Gelişimsel tarama testleri (developmental screening), çocukların gelişim özelliklerini, öğrenme problemlerini ya da yetersizliklerini belirlemede tüm çocuklara uygulanabilen testleri kapsamaktadır. Ülkemizde yaygın olarak kullanılan gelişimsel tarama testlerine; Ankara Gelişim Tarama Envanteri, Gazi Erken Çocukluk Değerlendirme Aracı, Denver II Gelişimsel Tarama Testi örnek olarak verilebilir.

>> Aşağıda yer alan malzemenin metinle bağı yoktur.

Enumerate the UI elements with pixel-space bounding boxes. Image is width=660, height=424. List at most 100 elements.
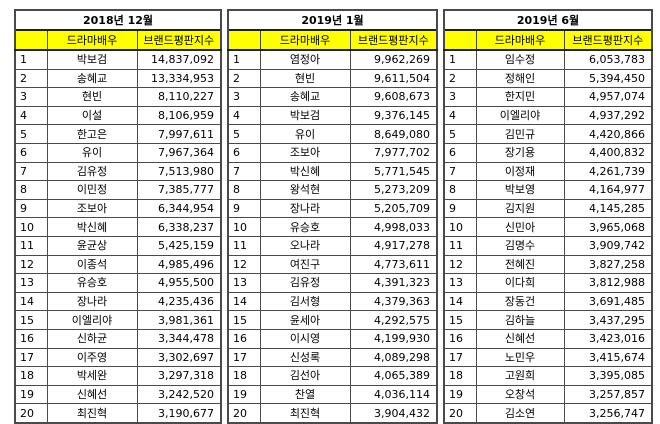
brand-score-cell: 3,415,674 [563, 347, 654, 368]
rank-cell: 14 [227, 291, 261, 312]
rank-cell: 6 [443, 142, 477, 163]
actor-name-cell: 윤균상 [46, 235, 138, 256]
actor-name-cell: 이엘리야 [475, 105, 565, 126]
brand-score-cell: 7,385,777 [136, 180, 222, 200]
table-row: 18 박세완 3,297,318 [14, 366, 222, 386]
table-title: 2018년 12월 [14, 9, 222, 31]
brand-score-cell: 8,106,959 [136, 105, 222, 126]
rank-cell: 15 [14, 310, 48, 330]
rank-cell: 18 [14, 366, 48, 386]
brand-score-cell: 4,065,389 [349, 366, 439, 386]
table-title: 2019년 1월 [226, 9, 439, 31]
table-row: 1 임수정 6,053,783 [443, 49, 654, 70]
actor-name-cell: 유이 [46, 142, 138, 163]
table-row: 5 유이 8,649,080 [227, 124, 439, 144]
table-row: 15 윤세아 4,292,575 [227, 310, 439, 330]
table-row: 10 박신혜 6,338,237 [14, 217, 222, 237]
actor-name-cell: 이다희 [475, 273, 565, 293]
brand-score-cell: 5,425,159 [136, 235, 222, 256]
table-row: 17 이주영 3,302,697 [14, 347, 222, 368]
table-row: 12 전혜진 3,827,258 [443, 254, 654, 275]
ranking-table-2018-12: 2018년 12월 드라마배우 브랜드평판지수 1 박보검 14,837,092 2 송혜교 1… [14, 9, 222, 424]
brand-score-cell: 6,338,237 [136, 217, 222, 237]
actor-name-cell: 현빈 [259, 68, 351, 89]
table-row: 13 이다희 3,812,988 [443, 273, 654, 293]
rank-cell: 11 [14, 235, 48, 256]
actor-name-cell: 유승호 [46, 273, 138, 293]
actor-name-cell: 이설 [46, 105, 138, 126]
actor-name-cell: 노민우 [475, 347, 565, 368]
table-row: 7 박신혜 5,771,545 [227, 161, 439, 182]
actor-name-cell: 김유정 [46, 161, 138, 182]
brand-score-cell: 4,036,114 [349, 384, 439, 405]
brand-score-cell: 6,344,954 [136, 198, 222, 219]
rank-cell: 11 [227, 235, 261, 256]
rank-cell: 14 [443, 291, 477, 312]
table-row: 8 왕석현 5,273,209 [227, 180, 439, 200]
rank-cell: 20 [443, 403, 477, 424]
table-row: 4 이엘리야 4,937,292 [443, 105, 654, 126]
actor-name-cell: 이종석 [46, 254, 138, 275]
actor-name-cell: 김지원 [475, 198, 565, 219]
rank-cell: 3 [227, 87, 261, 107]
actor-name-cell: 현빈 [46, 87, 138, 107]
brand-score-cell: 13,334,953 [136, 68, 222, 89]
rank-cell: 6 [14, 142, 48, 163]
rank-cell: 1 [14, 49, 48, 70]
rank-cell: 8 [14, 180, 48, 200]
rank-cell: 16 [443, 328, 477, 349]
brand-score-cell: 9,611,504 [349, 68, 439, 89]
actor-name-cell: 왕석현 [259, 180, 351, 200]
rank-cell: 3 [14, 87, 48, 107]
brand-score-cell: 4,379,363 [349, 291, 439, 312]
rank-cell: 7 [227, 161, 261, 182]
table-row: 20 최진혁 3,190,677 [14, 403, 222, 424]
actor-name-cell: 김하늘 [475, 310, 565, 330]
rank-cell: 12 [14, 254, 48, 275]
actor-name-cell: 신혜선 [475, 328, 565, 349]
brand-score-cell: 3,437,295 [563, 310, 654, 330]
rank-cell: 18 [227, 366, 261, 386]
brand-score-cell: 4,937,292 [563, 105, 654, 126]
rank-cell: 5 [14, 124, 48, 144]
rank-cell: 16 [227, 328, 261, 349]
actor-name-cell: 신하균 [46, 328, 138, 349]
actor-name-cell: 한고은 [46, 124, 138, 144]
brand-score-cell: 9,608,673 [349, 87, 439, 107]
table-header-row: 드라마배우 브랜드평판지수 [14, 29, 222, 51]
rank-cell: 1 [227, 49, 261, 70]
actor-name-cell: 장기용 [475, 142, 565, 163]
rank-cell: 17 [227, 347, 261, 368]
rank-cell: 9 [14, 198, 48, 219]
brand-score-cell: 3,190,677 [136, 403, 222, 424]
brand-score-cell: 7,513,980 [136, 161, 222, 182]
actor-name-cell: 조보아 [46, 198, 138, 219]
table-header-row: 드라마배우 브랜드평판지수 [443, 29, 654, 51]
table-row: 13 유승호 4,955,500 [14, 273, 222, 293]
table-row: 6 장기용 4,400,832 [443, 142, 654, 163]
brand-score-cell: 5,771,545 [349, 161, 439, 182]
actor-name-cell: 오창석 [475, 384, 565, 405]
brand-score-cell: 4,261,739 [563, 161, 654, 182]
header-brand-index: 브랜드평판지수 [563, 29, 654, 51]
table-row: 3 한지민 4,957,074 [443, 87, 654, 107]
table-row: 10 유승호 4,998,033 [227, 217, 439, 237]
brand-score-cell: 3,256,747 [563, 403, 654, 424]
table-row: 12 이종석 4,985,496 [14, 254, 222, 275]
table-row: 2 정해인 5,394,450 [443, 68, 654, 89]
table-row: 9 김지원 4,145,285 [443, 198, 654, 219]
table-row: 8 이민정 7,385,777 [14, 180, 222, 200]
ranking-table-2019-01: 2019년 1월 드라마배우 브랜드평판지수 1 염정아 9,962,269 2 현빈 9,61… [226, 9, 439, 424]
table-row: 3 현빈 8,110,227 [14, 87, 222, 107]
table-row: 10 신민아 3,965,068 [443, 217, 654, 237]
actor-name-cell: 김소연 [475, 403, 565, 424]
brand-score-cell: 7,977,702 [349, 142, 439, 163]
actor-name-cell: 염정아 [259, 49, 351, 70]
actor-name-cell: 정해인 [475, 68, 565, 89]
brand-score-cell: 4,400,832 [563, 142, 654, 163]
table-row: 20 김소연 3,256,747 [443, 403, 654, 424]
rank-cell: 15 [227, 310, 261, 330]
rank-cell: 2 [443, 68, 477, 89]
actor-name-cell: 신성록 [259, 347, 351, 368]
actor-name-cell: 박보검 [259, 105, 351, 126]
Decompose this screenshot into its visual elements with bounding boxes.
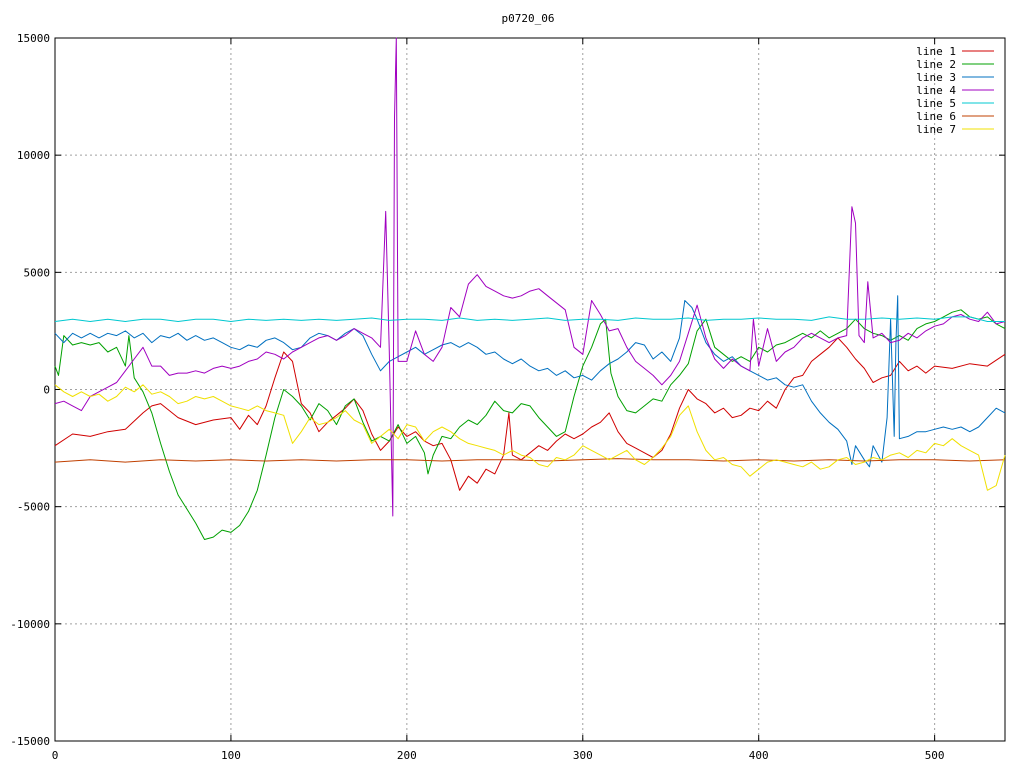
x-tick-label: 100 bbox=[221, 749, 241, 762]
legend-label: line 2 bbox=[916, 58, 956, 71]
y-tick-label: 0 bbox=[43, 384, 50, 397]
y-tick-label: 15000 bbox=[17, 32, 50, 45]
grid-lines bbox=[55, 38, 1005, 741]
series-line-4 bbox=[54, 37, 1006, 517]
y-tick-label: 10000 bbox=[17, 149, 50, 162]
series-line-2 bbox=[54, 309, 1006, 540]
series-line-3 bbox=[54, 295, 1006, 468]
series-lines bbox=[54, 37, 1006, 540]
legend-label: line 6 bbox=[916, 110, 956, 123]
legend-label: line 1 bbox=[916, 45, 956, 58]
x-tick-label: 400 bbox=[749, 749, 769, 762]
axis-ticks: 0 100 200 300 400 500 -15000 -10000 -5000 0 5000 10… bbox=[10, 32, 1005, 762]
legend-label: line 7 bbox=[916, 123, 956, 136]
series-line-1 bbox=[54, 337, 1006, 491]
x-tick-label: 300 bbox=[573, 749, 593, 762]
series-line-5 bbox=[54, 316, 1005, 322]
chart-title: p0720_06 bbox=[502, 12, 555, 25]
x-tick-label: 200 bbox=[397, 749, 417, 762]
series-line-6 bbox=[54, 458, 1006, 463]
x-tick-label: 0 bbox=[52, 749, 59, 762]
y-tick-label: -10000 bbox=[10, 618, 50, 631]
legend-label: line 4 bbox=[916, 84, 956, 97]
y-tick-label: -15000 bbox=[10, 735, 50, 748]
y-tick-label: -5000 bbox=[17, 501, 50, 514]
x-tick-label: 500 bbox=[925, 749, 945, 762]
y-tick-label: 5000 bbox=[24, 266, 51, 279]
series-line-7 bbox=[54, 384, 1006, 491]
legend-label: line 5 bbox=[916, 97, 956, 110]
legend-label: line 3 bbox=[916, 71, 956, 84]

Ankara Gelişim Tarama Envanteri (AGTE) , Türkiye’de 0-6 yaş bebek ve çocukların psikolojik gelişimlerini nesnel olarak değerlendirmek için geliştirilmiş¸ bir gelişim tarama envanteridir. Gazi Erken Çocukluk Gelişimi Değerlendirme Aracı (GEÇDA), 0-72 ay Türk çocuklarının gelişimlerini ayrıntılı olarak değerlendirilebilecek, eğitim yaşantılarının düzenlenmesinde ve çocuklardaki gelişimsel geriliklerin erken tanılanmasında kullanılabilecek bir gelişim değerlendirme aracıdır. Denver II Gelişimsel Tarama Testi ise, gelişimsel geriliğin ve yetersizliğin değerlendirilmesi amacıyla en sık kullanılan testtir.